The first movement, Restoration and Discovery, contains elements of youthfulness, playfulness and innocence. Then, when Josiah discovers in a scroll the regulations that his people should have been following and had not, he is terrified.

The second movement, Cleaning House, deals with Josiah’s religious reforms, which included tearing down the altars of false gods like Baal. The third movement, Pesach, rejoices at the great Passover celebration reinstituted by Josiah after years of neglect. It is here that the horns and trumpets representing the shofar sound in thrilling celebration.

The energetic fourth movement, Untimely Foreign Relations, depicts a war scene with dialogue between the violin soloist and the percussion and the rest of the orchestra. It ends with the lamentation of Josiah’s death.

At 42,prolific composer James Lee III has created more than 50 works, including band, instrumental, vocal, chamber ensemble, organ, and orchestral music. He works in the basement studio of his Edgewood home using a mini keyboard and iMac. His pieces have been performed throughout the U.S. as well as in Cuba, Brazil and Argentina.

Notably, for example, in 2006, Leonard Slatkin conducted the National Symphony in performing the world premiere of Lee’s “Beyond Rivers of Vision” at the Kennedy Center. In 2011, Marin Alsop conducted the Baltimore Symphony Orchestra in the premiere of his “Chuphshah! Harriet’s Drive to Canaan,” a tribute to Harriett Tubman which was commissioned by the BSO.

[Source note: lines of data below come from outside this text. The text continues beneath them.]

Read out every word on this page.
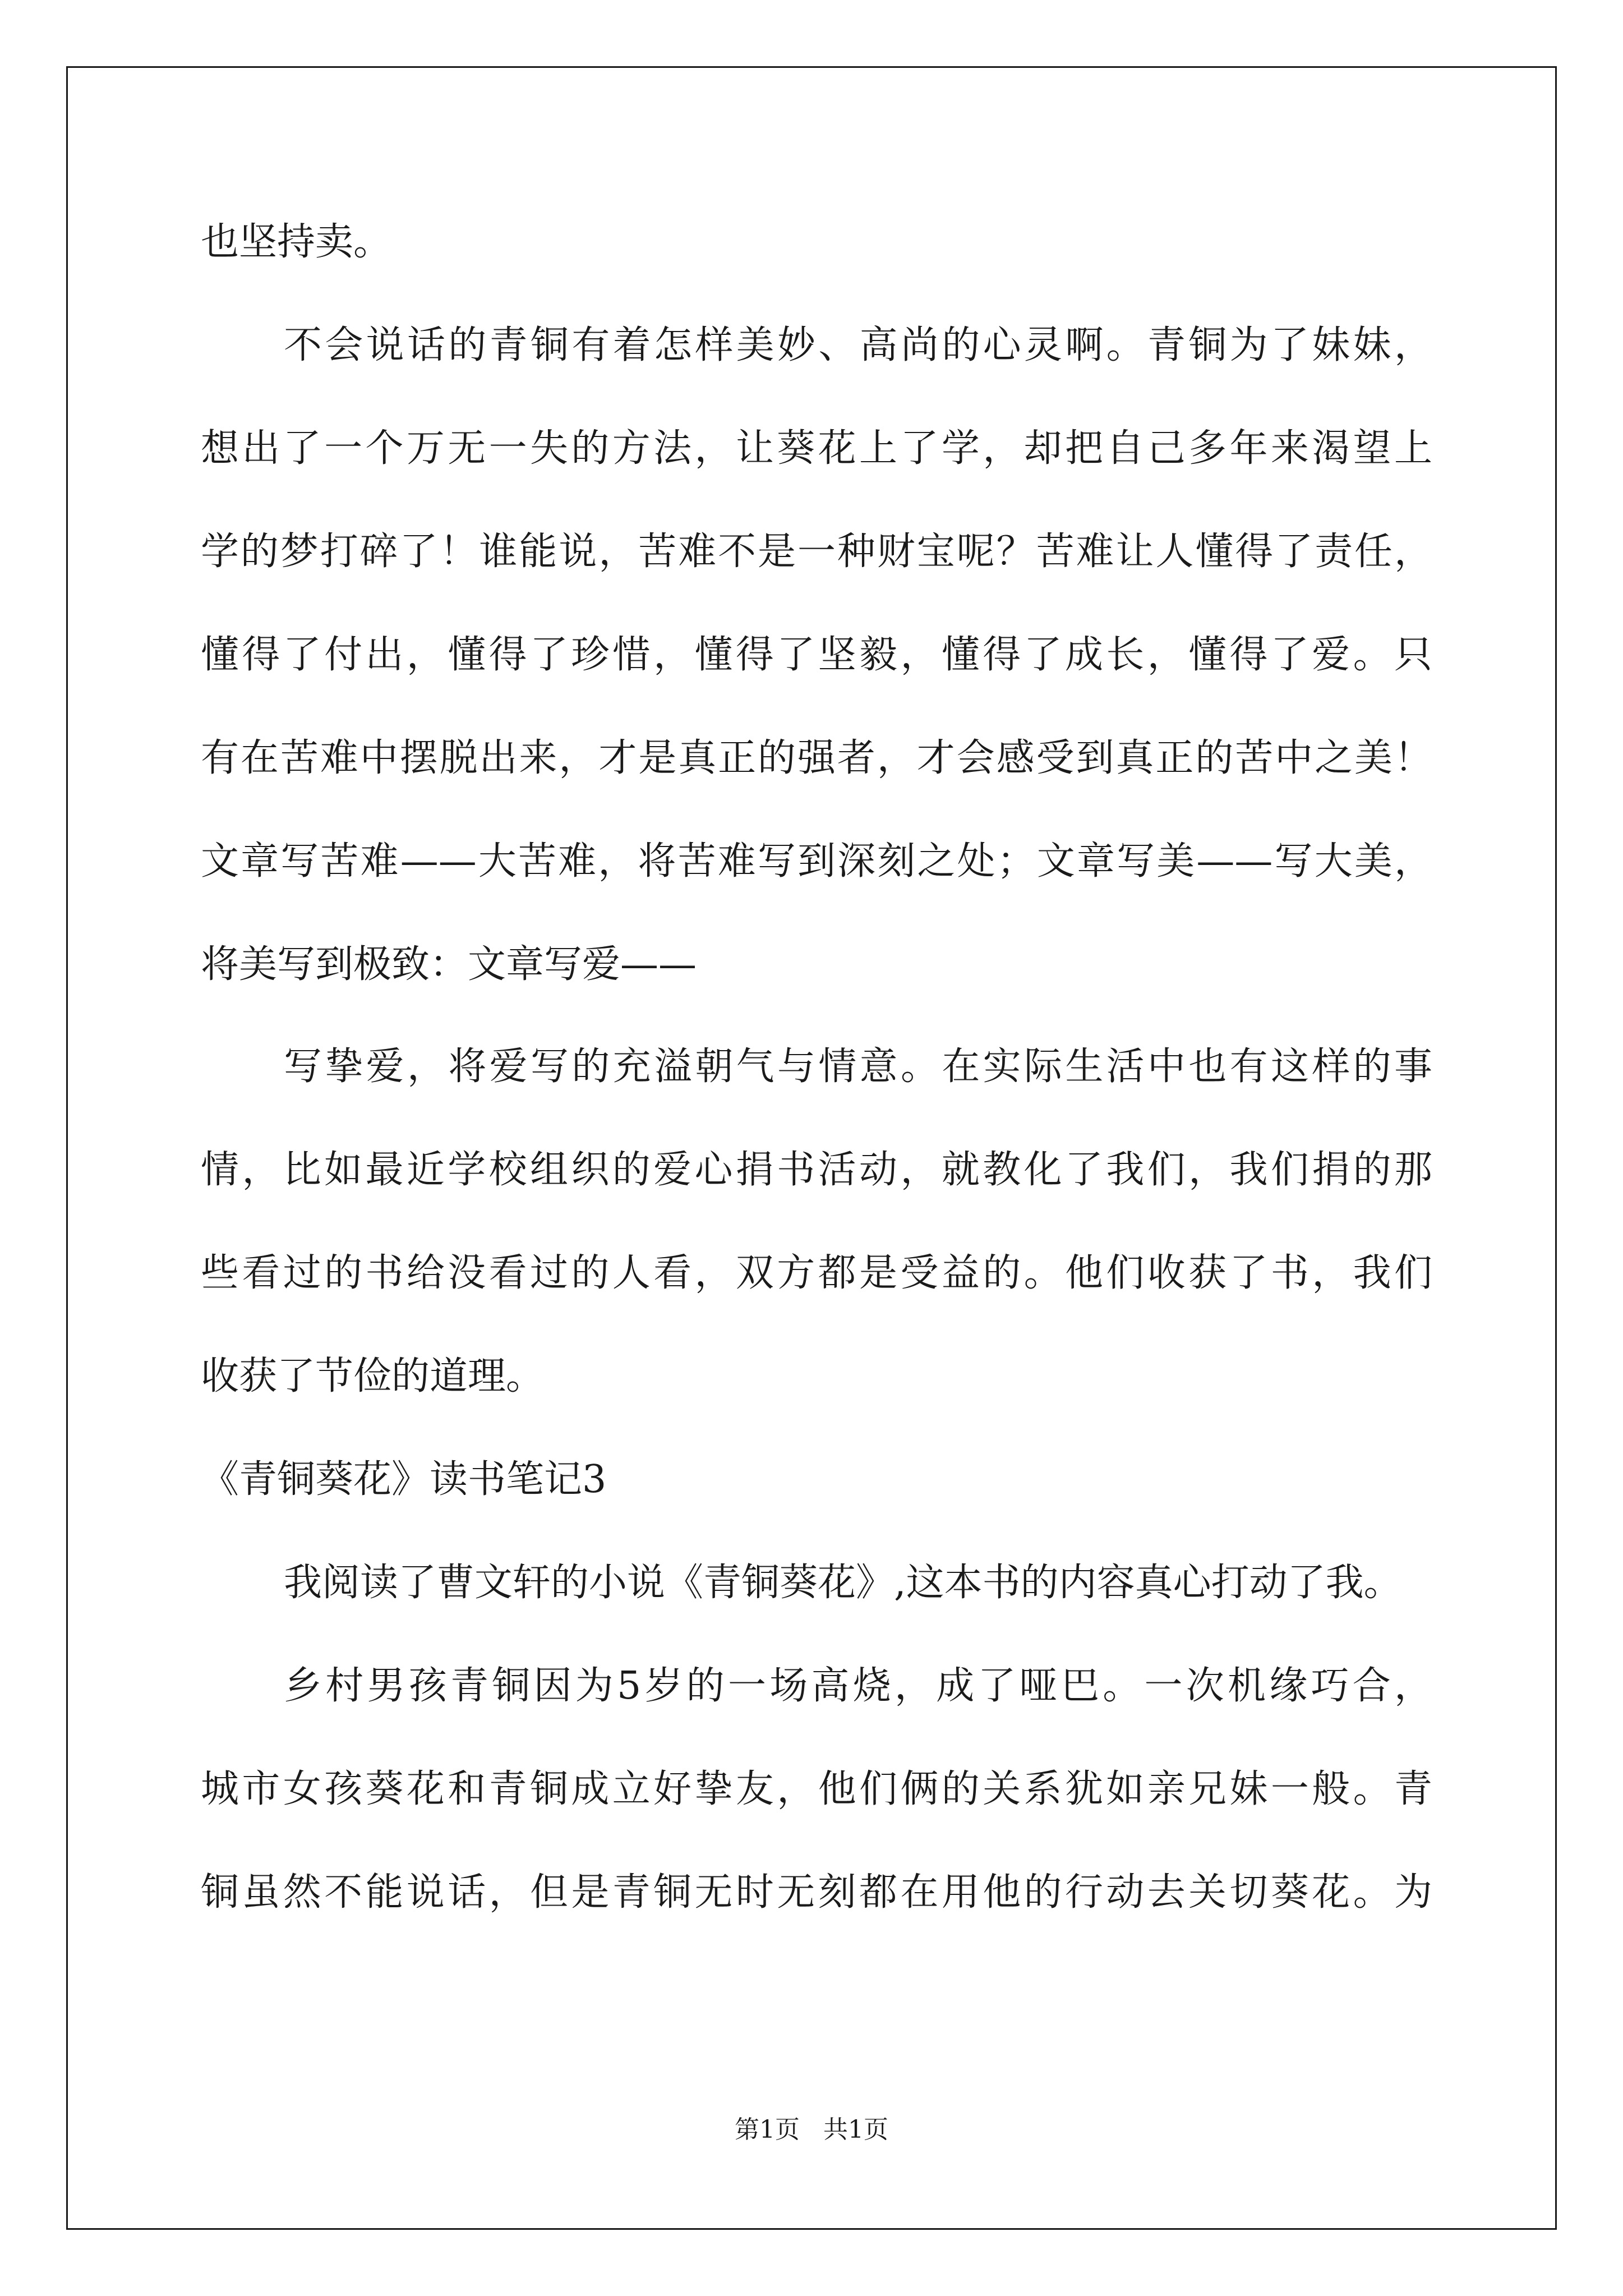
也坚持卖。
不会说话的青铜有着怎样美妙、高尚的心灵啊。青铜为了妹妹，
想出了一个万无一失的方法，让葵花上了学，却把自己多年来渴望上
学的梦打碎了！谁能说，苦难不是一种财宝呢？苦难让人懂得了责任，
懂得了付出，懂得了珍惜，懂得了坚毅，懂得了成长，懂得了爱。只
有在苦难中摆脱出来，才是真正的强者，才会感受到真正的苦中之美！
文章写苦难——大苦难，将苦难写到深刻之处；文章写美——写大美，
将美写到极致：文章写爱——
写挚爱，将爱写的充溢朝气与情意。在实际生活中也有这样的事
情，比如最近学校组织的爱心捐书活动，就教化了我们，我们捐的那
些看过的书给没看过的人看，双方都是受益的。他们收获了书，我们
收获了节俭的道理。
《青铜葵花》读书笔记3
我阅读了曹文轩的小说《青铜葵花》,这本书的内容真心打动了我。
乡村男孩青铜因为5岁的一场高烧，成了哑巴。一次机缘巧合，
城市女孩葵花和青铜成立好挚友，他们俩的关系犹如亲兄妹一般。青
铜虽然不能说话，但是青铜无时无刻都在用他的行动去关切葵花。为
第1页 共1页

Lee, a professor at Morgan State University, earned a Bachelor of Music with a concentration in piano performance, a master’s of Music in composition, and a Doctor of Music Arts in composition, all at the University of Michigan. His interest in music began at age 12, when his father signed him up for piano lessons.

He is sure to be in the audience for the premiere of “Yoshiyahu.”

After intermission, the SSO will perform Nikolai Rimsky-Korsakov’s First Symphony, begun when he was an 18-year-old cadet in training for the Russian Imperial Navy. His composition included Russian folk and oriental melodies, elements which were prominent in later works like Capriccio Espagnol, the Russian Festival Overture, and Schereherazade.

“The four-movement work is very melodic, and audience members will find much to enjoy in this Russian piece,” said Maestro Bair.